Hi, We have 8.5.2 cluster running with LDAP authentication(xpack security) with basic license. Earlier Versions of Kibana in 7.x
we use the same username and password of elastic to login to kibana but in 8.x versions looks it needs a same elastic uname/pwd to be created agin using _security/user API with the same password of elastic so it passes both kibana and ES authentication.
Can we disable security in Kibana alone to use the same userid/password of elastic to login like in 7.x version of Kibana?
@leandrojmp We are using Elastic basic license (not paid) with httpd proxy LDAP system.
With 7.17 version if we are connecting via kibana it will let us in with the Elastic username and password (any service account associated with the AD group)
But the new 8.x version of Kibana is not allowing us to login with the same uname/password of Elastic.
Earlier teams use their own id to login if they are part of AD group but with 8.x we need to get the uname and password of individuals and added to users for enabling login to them.
Is there any workaround for configuring a service account to kibana so that they can login with their own id and also will single kibana allows multiple logins ? or
is there a way to disable security in kibana alone ?
We don't want the existing system to be disturbed and upgrade to 8.x seamlessly
So your issue is not in Kibana, but with your proxy, you need to check on the proxy software you are using as Kibana has no knowledge of it.
What is the error you are getting? Please share the Kibana log.
Not possible, there is no security in Kibana, the security is configured in Elasticsearch, not in Kibana, Kibana acts as a client to Elasticsearch and the authentication and authorization is done by Elasticsearch.

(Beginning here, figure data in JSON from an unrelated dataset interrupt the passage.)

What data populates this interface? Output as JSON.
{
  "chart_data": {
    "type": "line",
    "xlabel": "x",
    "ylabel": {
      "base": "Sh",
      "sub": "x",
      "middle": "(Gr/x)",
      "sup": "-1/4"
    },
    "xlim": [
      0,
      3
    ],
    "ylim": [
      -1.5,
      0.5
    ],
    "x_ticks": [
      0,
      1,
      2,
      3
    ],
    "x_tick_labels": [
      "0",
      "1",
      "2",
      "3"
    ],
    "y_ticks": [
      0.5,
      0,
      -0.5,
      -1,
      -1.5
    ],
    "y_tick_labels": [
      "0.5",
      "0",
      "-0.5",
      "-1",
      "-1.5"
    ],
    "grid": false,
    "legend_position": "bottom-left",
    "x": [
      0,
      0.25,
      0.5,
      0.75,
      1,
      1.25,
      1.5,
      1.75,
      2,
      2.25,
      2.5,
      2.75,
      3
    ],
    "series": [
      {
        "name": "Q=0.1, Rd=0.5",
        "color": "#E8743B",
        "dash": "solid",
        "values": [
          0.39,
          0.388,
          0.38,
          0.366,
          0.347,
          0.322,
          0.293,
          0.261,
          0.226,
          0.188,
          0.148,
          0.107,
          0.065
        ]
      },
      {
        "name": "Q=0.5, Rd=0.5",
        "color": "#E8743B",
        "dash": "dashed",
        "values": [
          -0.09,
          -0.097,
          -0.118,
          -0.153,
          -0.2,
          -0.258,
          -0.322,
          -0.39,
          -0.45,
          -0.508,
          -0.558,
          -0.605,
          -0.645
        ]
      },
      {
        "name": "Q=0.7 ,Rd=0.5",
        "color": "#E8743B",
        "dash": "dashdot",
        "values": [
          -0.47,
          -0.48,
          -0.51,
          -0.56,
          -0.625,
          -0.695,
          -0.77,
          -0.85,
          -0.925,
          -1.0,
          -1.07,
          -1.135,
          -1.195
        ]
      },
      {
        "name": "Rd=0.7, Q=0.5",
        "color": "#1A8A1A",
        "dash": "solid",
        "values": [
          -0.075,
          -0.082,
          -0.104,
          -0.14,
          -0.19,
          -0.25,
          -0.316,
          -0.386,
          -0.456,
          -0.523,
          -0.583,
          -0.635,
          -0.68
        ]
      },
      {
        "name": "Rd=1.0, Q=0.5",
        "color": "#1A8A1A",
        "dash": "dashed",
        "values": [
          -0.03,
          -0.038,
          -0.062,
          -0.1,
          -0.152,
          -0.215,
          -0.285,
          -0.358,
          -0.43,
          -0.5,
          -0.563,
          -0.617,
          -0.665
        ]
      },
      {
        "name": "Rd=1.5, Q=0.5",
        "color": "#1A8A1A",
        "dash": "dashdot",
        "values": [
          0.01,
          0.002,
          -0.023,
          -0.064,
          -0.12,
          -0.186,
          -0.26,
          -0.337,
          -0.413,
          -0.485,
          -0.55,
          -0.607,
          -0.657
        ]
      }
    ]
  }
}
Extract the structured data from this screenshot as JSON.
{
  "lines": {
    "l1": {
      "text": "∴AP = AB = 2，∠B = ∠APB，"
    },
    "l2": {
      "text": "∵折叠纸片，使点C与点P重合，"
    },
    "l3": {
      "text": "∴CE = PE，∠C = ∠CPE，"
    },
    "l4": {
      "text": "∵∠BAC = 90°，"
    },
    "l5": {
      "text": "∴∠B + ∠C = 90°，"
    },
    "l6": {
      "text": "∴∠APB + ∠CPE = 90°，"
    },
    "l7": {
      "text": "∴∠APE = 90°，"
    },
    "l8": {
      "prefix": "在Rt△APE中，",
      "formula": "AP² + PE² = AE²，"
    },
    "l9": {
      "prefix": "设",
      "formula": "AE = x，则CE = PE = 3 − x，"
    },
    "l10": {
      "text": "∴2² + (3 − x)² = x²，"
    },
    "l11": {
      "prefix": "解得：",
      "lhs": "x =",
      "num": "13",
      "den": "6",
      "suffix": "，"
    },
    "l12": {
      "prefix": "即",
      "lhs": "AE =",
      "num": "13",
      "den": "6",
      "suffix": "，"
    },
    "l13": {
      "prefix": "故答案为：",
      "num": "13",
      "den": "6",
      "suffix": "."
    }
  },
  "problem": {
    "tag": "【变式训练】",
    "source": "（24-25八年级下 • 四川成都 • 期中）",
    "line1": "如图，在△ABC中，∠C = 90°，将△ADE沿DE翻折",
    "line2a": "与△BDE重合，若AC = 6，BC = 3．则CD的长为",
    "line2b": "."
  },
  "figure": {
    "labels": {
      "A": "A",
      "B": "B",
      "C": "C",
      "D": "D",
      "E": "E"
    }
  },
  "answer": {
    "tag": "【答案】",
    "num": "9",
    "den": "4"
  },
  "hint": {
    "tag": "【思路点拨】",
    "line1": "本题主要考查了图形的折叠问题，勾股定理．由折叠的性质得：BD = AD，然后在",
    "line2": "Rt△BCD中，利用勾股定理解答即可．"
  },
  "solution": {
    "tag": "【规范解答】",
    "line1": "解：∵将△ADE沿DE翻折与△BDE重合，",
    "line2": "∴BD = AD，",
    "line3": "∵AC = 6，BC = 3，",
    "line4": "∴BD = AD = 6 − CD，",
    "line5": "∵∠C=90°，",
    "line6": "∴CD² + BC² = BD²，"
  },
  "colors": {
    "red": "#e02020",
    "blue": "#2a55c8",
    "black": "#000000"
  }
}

The service account I mentioned is used by Kibana to authenticate to Elasticsearch, not the users, the users still need.
I'm trying to understand your infrastructure, it looks like in version 7 you didn't have security enabled and the access was controlled by your httpd proxy, but in version 8 security is enabled by default.
Can you share your current kibana.yml and elasticsearch.yml ?
You are correct in your assessment that our version 7x did not have the xpack.security plugin enabled and it seems with version 8x (8.5.2) it defaults to true.
We also do have an http service running on each of the Elasticsearch nodes and they are configured to authenticate users that exist in a specific AD group. The "ad_service_account1" above in the kibana.yml file is in the needed AD group. However, before we were able to log into the Kibana UI with the "ad_service_account1" id, we first had to create that user in Elastic with the security user api (Create or update users API | Elasticsearch Guide [8.5] | Elastic) and assign the user to the admin role.
Is there any way to use the standard "kibana_system" user in the Kibana.yml file and still allow users that exist in an AD group access to the Kibana UI??
These are two different things, Kibana is an Elasticsearch client, the settings elasticsearch.username and elasticsearch.password are the settings where you configure the username and password that Kibana as a client will use to write on its own indices in Elasticsearch.
This is used when you have security enabled and Kibana users still need to authenticate in Elasticsearch.
On the documentation you have this about those settings:
elasticsearch.username and elasticsearch.password
If your Elasticsearch is protected with basic authentication, these settings provide the username and password that the Kibana server uses to perform maintenance on the Kibana index at startup. Kibana users still need to authenticate with Elasticsearch, which is proxied through the Kibana server.
You said you didn't had security enabled in version 7, so you were not authenticating in Elasticsearch, only in your httpd proxy.
Were you using the elasticsearch.username and elastiscearch.password in your settings to talk with the http service running on the Elasticsearch nodes?
No, if you enable security in elasticsearch the users needs to authenticate in elasticsearch, with the basic license the only authentication realm available is the native one, you can't integrate with an active directory without a paid license, so all your users will need to be created in the native realm.
The kibana_system user is used by kibana to write and read in elasticsearch, not to authenticate users. To authenticate users Kibana acts as a proxy as described in the documentation.
Ok, I think I understand. We are currently using Elasticsearch basic authentication and have 2 user IDs setup in Elasticsearch (admin/normal). We have the https service running on all Elasticsearch nodes as well and that is excepting all API calls. The LDAP authentication (AD group membership), is configured in the https service and that will proxy the api call to use the appropriate Elasticsearch user credentials to Elasticsearch service.